Advisers believe 12% of their clients have taken a financial hit because of the impact of the pandemic, according to The Openwork Partnership
Advisers estimate around one in eight clients have suffered financial damage during the Covid-19 pandemic, according to new research from The Openwork Partnership.
Its nationwide study found that advisers on average believe 12% of their clients have taken a financial hit because of the impact of the pandemic with just 8% of advisers saying none of their clients have been adversely impacted.
The biggest issue advisers have seen is clients stopping saving or investing during the pandemic – 48% of advisers say they have clients who have done that – while 32% say they have clients who have run down savings during the pandemic.
19% of advisers say they have clients who have taken money out of pension funds to tide them over during the crisis while 31% of advisers say they have clients who have taken tax-free lump sums from pensions earlier than planned.
HMRC data shows around 1.778 million people have withdrawn £12.04 billion in flexible payments from pensions between January 1sts 2020 and March 31st, 2021, during the pandemic with average withdrawals in the first three months of this year at around £6,800, slightly down on the same period in 2020.
Around 27% of advisers say clients have sold investments while 5% say clients have sold buy-to-lets and 4% say clients have downsized to smaller homes.
41% of advisers say they have seen a rise in clients taking money out of investments to help themselves or family members.

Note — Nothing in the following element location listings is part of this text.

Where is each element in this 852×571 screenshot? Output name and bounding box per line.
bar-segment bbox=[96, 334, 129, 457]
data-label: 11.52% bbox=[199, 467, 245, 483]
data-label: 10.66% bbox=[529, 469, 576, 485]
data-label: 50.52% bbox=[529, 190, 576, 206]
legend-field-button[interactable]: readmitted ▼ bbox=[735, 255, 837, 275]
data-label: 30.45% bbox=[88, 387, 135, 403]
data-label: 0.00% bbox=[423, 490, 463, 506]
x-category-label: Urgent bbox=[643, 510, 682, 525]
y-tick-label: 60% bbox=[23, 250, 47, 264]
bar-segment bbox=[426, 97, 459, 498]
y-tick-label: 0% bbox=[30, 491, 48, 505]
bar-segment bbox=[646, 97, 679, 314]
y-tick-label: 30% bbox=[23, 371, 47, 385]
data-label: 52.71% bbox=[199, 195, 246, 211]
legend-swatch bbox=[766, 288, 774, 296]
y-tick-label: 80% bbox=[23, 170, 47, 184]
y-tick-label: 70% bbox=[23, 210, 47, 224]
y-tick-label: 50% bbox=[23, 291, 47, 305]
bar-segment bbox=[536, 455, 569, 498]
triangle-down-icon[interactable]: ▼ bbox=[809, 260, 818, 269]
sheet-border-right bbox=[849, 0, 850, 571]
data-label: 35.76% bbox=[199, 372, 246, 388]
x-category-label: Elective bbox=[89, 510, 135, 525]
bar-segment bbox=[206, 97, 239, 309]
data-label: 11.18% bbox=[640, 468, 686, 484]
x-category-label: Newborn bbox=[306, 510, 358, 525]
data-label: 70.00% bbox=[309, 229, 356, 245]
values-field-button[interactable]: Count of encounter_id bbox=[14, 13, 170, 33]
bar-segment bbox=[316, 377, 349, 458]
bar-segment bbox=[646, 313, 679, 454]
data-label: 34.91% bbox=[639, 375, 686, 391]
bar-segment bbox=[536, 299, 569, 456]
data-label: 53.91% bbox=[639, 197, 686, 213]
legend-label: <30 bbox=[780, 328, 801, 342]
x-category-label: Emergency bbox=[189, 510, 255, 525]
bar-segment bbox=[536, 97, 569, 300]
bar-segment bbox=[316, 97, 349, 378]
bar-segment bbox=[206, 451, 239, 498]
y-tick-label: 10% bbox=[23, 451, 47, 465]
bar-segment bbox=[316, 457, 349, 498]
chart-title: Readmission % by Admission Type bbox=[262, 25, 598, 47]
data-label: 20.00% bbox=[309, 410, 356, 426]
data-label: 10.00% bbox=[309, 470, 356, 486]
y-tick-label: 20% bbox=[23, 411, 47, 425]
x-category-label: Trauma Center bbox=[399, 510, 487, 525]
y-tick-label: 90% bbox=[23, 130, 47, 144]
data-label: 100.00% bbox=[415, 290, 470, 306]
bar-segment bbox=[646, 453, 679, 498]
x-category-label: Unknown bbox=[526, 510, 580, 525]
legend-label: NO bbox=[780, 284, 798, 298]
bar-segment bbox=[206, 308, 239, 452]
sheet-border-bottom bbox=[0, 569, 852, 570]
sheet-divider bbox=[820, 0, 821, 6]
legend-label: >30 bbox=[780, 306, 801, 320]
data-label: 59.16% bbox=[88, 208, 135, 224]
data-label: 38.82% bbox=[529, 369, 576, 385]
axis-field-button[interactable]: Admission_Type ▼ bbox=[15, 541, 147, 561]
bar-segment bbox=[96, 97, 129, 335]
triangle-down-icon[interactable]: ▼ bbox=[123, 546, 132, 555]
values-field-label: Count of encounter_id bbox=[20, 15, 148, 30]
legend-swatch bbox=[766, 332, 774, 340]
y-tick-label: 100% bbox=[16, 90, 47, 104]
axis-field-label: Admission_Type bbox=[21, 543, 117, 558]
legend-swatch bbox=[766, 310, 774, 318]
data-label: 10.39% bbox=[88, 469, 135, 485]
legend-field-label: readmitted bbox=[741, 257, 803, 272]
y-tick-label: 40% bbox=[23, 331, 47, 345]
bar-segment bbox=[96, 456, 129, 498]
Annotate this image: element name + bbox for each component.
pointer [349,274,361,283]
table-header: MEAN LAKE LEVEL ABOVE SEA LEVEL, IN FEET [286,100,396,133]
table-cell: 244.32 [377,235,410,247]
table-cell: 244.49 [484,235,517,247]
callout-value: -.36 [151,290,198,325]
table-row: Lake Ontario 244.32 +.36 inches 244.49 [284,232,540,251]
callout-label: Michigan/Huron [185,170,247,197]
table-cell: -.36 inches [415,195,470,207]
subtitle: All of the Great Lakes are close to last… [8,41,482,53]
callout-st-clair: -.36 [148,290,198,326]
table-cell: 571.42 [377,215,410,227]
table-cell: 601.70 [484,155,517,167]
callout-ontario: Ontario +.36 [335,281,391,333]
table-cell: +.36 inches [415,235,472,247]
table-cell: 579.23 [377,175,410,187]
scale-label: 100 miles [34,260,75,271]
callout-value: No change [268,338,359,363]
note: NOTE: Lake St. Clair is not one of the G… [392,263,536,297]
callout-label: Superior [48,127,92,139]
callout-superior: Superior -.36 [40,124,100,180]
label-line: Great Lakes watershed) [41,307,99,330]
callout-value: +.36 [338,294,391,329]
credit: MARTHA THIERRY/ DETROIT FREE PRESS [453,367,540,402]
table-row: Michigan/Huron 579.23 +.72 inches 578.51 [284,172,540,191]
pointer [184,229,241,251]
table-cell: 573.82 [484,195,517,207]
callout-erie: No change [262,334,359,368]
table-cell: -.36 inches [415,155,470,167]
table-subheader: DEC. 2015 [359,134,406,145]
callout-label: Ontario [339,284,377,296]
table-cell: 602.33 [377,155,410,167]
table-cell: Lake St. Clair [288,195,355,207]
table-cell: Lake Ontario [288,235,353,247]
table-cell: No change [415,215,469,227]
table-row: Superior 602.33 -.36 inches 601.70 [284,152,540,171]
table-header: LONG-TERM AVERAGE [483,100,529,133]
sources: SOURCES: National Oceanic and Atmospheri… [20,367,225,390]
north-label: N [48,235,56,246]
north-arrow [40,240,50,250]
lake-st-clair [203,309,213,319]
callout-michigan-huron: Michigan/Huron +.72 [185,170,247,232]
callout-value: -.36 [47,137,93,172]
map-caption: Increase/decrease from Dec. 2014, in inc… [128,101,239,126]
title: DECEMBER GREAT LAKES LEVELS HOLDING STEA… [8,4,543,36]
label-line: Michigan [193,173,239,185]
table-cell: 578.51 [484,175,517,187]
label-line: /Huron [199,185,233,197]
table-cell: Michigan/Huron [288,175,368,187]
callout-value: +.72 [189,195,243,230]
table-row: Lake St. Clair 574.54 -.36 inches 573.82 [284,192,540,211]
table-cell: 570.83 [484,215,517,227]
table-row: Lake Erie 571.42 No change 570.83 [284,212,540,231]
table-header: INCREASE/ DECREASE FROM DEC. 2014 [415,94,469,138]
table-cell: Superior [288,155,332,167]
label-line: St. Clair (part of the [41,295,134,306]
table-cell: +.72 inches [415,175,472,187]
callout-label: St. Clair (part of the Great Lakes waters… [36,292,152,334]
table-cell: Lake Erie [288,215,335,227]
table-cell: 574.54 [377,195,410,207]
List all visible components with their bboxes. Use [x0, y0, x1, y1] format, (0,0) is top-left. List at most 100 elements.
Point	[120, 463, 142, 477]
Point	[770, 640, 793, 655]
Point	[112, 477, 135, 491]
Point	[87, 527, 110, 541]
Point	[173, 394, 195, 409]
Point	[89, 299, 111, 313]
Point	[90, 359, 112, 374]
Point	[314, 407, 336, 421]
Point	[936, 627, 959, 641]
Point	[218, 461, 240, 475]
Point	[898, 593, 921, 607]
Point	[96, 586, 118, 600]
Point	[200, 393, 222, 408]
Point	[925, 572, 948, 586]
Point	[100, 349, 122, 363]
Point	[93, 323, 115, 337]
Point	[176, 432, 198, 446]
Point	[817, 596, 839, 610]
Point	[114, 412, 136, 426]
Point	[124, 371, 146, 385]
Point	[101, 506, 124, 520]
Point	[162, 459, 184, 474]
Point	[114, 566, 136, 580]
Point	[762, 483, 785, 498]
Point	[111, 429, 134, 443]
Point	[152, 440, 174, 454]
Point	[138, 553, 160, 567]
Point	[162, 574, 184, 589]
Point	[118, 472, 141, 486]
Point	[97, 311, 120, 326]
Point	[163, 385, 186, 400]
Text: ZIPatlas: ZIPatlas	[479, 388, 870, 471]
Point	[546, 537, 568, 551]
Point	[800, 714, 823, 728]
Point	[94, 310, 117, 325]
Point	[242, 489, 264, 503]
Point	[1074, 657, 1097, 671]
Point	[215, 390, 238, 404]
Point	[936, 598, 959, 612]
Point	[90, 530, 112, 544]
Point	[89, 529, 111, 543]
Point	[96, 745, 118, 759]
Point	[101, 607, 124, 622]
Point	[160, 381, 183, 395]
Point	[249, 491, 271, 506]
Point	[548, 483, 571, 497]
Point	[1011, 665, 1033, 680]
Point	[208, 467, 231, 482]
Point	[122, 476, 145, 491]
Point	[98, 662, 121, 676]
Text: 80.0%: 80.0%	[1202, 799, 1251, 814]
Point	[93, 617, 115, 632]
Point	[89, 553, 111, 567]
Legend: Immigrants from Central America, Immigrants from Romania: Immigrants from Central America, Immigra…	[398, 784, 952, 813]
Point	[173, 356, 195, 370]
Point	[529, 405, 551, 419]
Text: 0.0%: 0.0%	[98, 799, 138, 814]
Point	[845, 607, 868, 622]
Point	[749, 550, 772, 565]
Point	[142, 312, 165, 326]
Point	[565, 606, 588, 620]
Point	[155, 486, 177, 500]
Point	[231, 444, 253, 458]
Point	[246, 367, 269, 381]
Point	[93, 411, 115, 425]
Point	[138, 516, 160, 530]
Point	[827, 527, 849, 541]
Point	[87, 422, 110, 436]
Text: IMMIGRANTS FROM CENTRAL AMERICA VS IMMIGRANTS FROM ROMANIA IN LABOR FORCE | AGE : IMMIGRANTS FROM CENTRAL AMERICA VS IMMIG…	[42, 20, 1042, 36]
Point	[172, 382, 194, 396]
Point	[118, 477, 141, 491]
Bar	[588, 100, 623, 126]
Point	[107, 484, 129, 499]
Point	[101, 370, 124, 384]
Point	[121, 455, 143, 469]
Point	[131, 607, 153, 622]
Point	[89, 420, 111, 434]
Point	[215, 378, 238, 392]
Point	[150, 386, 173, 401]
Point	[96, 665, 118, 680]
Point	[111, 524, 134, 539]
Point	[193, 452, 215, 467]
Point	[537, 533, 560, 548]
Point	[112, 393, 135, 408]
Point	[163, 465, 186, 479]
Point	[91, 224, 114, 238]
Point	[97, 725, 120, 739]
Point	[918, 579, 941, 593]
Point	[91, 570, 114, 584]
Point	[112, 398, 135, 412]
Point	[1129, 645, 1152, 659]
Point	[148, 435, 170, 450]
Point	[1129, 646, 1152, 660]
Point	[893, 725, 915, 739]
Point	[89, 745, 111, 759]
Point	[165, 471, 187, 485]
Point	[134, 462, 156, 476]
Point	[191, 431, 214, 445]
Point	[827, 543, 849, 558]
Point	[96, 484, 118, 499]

Mike Morrow, chief commercial officer at The Openwork Partnership, said: It’s been a tough year financially for millions of people despite unprecedented levels of Government help and advisers are seeing the impact on the ground.
Of course, many people have benefited financially during the crisis with more money going into savings but one in eight clients on average suffering losses is bad news and particularly so when people are taking money out of long-term investments to keep going in the short-term, he said.